27 August 2020

Ongemakkelijk kennismaken


 
Waar laten wij ons door leiden en waar lijden wij het meest onder? 

Lees dit verhaal, lees over mijn ontmoeting en laat je gedachten toe.

Bankje onder de olijfbomen

Onlangs zat ik in een klein, knus parkje op een bankje onder de olijfbomen. In de schaduw, want de zon had de dag inmiddels weer ver boven de dertig graden weten op te stuwen. Geen weer voor fysieke inspanningen, maar in de schaduw met een bries vanuit de zee is het heerlijk om na te denken en om te schrijven.

Monotoon mantra

Het was stilletjes in het park. Een moeder met een baby in een kinderwagen en een ander spelend kind, een groepje jongeren die met elkaar in gesprek waren en ik op dat bankje, in gedachten. Het geroezemoes van de aanwezigen, aangevuld met dat van de voorbijgangers werd af en toe overstemd door lawaaierige motoren en toeterende auto’s. Het totaal van dat geluid werd in mijn concentratie een monotoon mantra dat ik naar mijn achtergrond verplaatste en waarop ik mijn ideeën liet rijpen.

Hoog bejaard

Na verloop van tijd verscheen een hoog bejaard stelletje in het park.

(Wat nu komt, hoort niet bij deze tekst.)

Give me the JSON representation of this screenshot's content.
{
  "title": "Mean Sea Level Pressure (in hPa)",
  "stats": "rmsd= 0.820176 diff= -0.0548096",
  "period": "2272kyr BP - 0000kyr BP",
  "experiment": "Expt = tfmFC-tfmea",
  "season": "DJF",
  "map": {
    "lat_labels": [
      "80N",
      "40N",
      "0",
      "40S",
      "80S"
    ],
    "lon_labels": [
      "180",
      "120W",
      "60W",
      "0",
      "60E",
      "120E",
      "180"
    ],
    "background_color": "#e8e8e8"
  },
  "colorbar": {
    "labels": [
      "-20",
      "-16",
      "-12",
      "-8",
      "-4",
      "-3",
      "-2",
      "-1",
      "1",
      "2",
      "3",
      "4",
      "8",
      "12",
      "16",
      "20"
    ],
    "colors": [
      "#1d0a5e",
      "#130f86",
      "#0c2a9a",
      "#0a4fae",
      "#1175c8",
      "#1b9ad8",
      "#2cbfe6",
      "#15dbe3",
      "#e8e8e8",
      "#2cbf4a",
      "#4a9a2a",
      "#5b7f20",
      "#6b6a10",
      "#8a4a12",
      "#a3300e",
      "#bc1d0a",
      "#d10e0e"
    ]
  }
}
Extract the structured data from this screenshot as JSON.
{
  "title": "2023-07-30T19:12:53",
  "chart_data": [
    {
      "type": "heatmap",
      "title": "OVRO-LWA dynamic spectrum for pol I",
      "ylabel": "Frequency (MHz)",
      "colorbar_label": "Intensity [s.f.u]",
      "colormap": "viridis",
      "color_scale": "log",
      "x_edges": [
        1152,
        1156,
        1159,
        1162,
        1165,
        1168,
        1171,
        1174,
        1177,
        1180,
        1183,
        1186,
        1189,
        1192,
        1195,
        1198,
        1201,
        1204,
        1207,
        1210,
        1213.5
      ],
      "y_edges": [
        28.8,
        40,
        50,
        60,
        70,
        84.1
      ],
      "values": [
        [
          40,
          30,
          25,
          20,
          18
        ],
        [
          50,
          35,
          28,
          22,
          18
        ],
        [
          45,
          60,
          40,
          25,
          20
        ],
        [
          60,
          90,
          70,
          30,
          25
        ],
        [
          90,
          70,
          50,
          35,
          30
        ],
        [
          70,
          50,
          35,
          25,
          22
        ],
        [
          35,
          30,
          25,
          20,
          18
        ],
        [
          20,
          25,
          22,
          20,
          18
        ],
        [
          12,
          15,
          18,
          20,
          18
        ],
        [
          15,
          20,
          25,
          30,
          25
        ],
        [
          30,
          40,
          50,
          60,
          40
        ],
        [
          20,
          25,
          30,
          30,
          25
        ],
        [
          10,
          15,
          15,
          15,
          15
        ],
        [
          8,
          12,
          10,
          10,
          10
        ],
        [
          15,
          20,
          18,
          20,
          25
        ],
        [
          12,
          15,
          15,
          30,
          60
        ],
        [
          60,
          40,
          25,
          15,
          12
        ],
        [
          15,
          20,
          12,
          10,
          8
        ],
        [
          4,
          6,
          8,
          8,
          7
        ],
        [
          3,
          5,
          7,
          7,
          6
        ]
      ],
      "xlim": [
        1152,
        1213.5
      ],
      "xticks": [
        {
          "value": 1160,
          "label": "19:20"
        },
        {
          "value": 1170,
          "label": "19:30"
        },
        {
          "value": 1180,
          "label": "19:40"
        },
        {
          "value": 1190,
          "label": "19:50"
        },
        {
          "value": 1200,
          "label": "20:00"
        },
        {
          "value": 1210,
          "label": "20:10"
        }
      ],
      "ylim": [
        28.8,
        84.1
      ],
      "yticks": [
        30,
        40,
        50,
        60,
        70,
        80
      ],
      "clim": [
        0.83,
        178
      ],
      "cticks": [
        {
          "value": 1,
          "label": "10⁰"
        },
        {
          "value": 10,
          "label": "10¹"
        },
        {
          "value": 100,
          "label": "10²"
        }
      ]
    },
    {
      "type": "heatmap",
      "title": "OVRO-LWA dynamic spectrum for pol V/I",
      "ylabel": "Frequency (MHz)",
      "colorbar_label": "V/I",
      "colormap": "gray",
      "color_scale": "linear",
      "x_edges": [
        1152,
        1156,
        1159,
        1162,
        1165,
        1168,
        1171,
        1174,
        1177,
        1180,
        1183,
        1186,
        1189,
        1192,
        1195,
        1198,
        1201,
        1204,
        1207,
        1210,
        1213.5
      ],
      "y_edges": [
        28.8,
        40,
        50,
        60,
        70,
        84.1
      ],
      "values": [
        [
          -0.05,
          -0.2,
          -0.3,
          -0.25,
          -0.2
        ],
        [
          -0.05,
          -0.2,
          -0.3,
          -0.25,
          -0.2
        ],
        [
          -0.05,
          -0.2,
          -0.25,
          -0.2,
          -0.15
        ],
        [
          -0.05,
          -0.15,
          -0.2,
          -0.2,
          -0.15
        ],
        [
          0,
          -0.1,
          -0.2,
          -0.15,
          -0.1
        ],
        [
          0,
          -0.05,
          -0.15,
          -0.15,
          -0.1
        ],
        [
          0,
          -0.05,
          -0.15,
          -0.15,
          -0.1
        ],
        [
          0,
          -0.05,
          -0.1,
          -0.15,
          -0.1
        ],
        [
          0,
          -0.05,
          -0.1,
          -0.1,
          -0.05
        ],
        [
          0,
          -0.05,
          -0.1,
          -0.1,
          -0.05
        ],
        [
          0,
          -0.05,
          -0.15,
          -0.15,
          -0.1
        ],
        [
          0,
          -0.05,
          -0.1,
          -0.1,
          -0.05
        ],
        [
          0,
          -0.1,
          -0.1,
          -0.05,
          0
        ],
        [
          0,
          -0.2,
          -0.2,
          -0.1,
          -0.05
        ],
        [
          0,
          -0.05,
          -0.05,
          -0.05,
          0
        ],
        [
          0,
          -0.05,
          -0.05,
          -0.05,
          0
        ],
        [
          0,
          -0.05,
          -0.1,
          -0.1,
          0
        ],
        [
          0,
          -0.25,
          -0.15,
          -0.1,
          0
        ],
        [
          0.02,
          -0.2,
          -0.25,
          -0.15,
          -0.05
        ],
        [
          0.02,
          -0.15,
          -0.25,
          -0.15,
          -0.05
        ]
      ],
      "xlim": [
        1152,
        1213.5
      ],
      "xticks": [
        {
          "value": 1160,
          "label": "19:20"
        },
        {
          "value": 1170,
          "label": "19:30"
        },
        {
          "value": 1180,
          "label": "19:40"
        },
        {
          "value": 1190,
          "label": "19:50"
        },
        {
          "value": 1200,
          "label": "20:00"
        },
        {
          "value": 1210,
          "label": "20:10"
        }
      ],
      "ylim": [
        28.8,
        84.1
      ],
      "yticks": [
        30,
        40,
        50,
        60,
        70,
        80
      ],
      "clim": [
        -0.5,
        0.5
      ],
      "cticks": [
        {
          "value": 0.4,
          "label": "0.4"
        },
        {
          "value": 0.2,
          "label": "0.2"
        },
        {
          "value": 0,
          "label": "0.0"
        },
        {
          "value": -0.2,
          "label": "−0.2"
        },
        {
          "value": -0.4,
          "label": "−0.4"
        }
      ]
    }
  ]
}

Hij droeg een mondkapje dat bijna heel zijn gezicht bedekte. Zij droeg geen enkele bescherming. Samen schuifelden zij wat rond en aarzelden zichtbaar over op welk bankje zij zouden gaan zitten. Er waren niet echt nog veel vrije bankjes die geheel in de schaduw lagen. En een bankje delen is in deze corona periode ongewenst. Op Malta geldt twee meter fysieke afstand houden en de bankjes schat ik op nauwelijks iets meer dan die twee meter.

Hun bankje

Uiteindelijk zijgden zij neer op hun bankje zo’n meter of dertig bij mij vandaan. Het bladerdek van de olijfbomen dat hun bankje schaduw gaf was beduidend dunner dan dat boven mijn bankje. Even aarzelde ik of ik dit aandoenlijke tachtig -, of misschien wel negentig plus stelletje, mijn bankje zou aanbieden. Deze gedachte vervloog in seconden en ik voegde nog wat regels toe aan wat ik aan het schrijven was.

Uit mijn gedachten

De tijd verstreek en het hoog bejaarde stel ebde weg uit mijn gedachten tot dat ik plotseling opmerkte dat zij weer waren opgestaan en zij zich in mijn richting bewogen. Even dacht ik dat zij wellicht van plan waren om toch naast mij op mijn bankje te komen zitten, omdat zij het te warm vonden worden. Al snel echter begreep ik het. Het bankje direct naast mij was vrijgekomen. De man die daar had gezeten was vertrokken. Hij had wel wat achtergelaten. Het leek een plastic zakje. 

Hun nieuwe plekje

Zij waren onderweg naar het vacante bankje. Traag, maar vastbesloten. Ik merkte dat ik een half oogje in het zeil hield om te voorkomen dat in de tijd die zij nodig hadden om het vacante bankje te bereiken er iemand anders zou gaan zitten die niet kon weten wat ik wist. Voor mij was het duidelijk, dat zou hun nieuwe plekje worden.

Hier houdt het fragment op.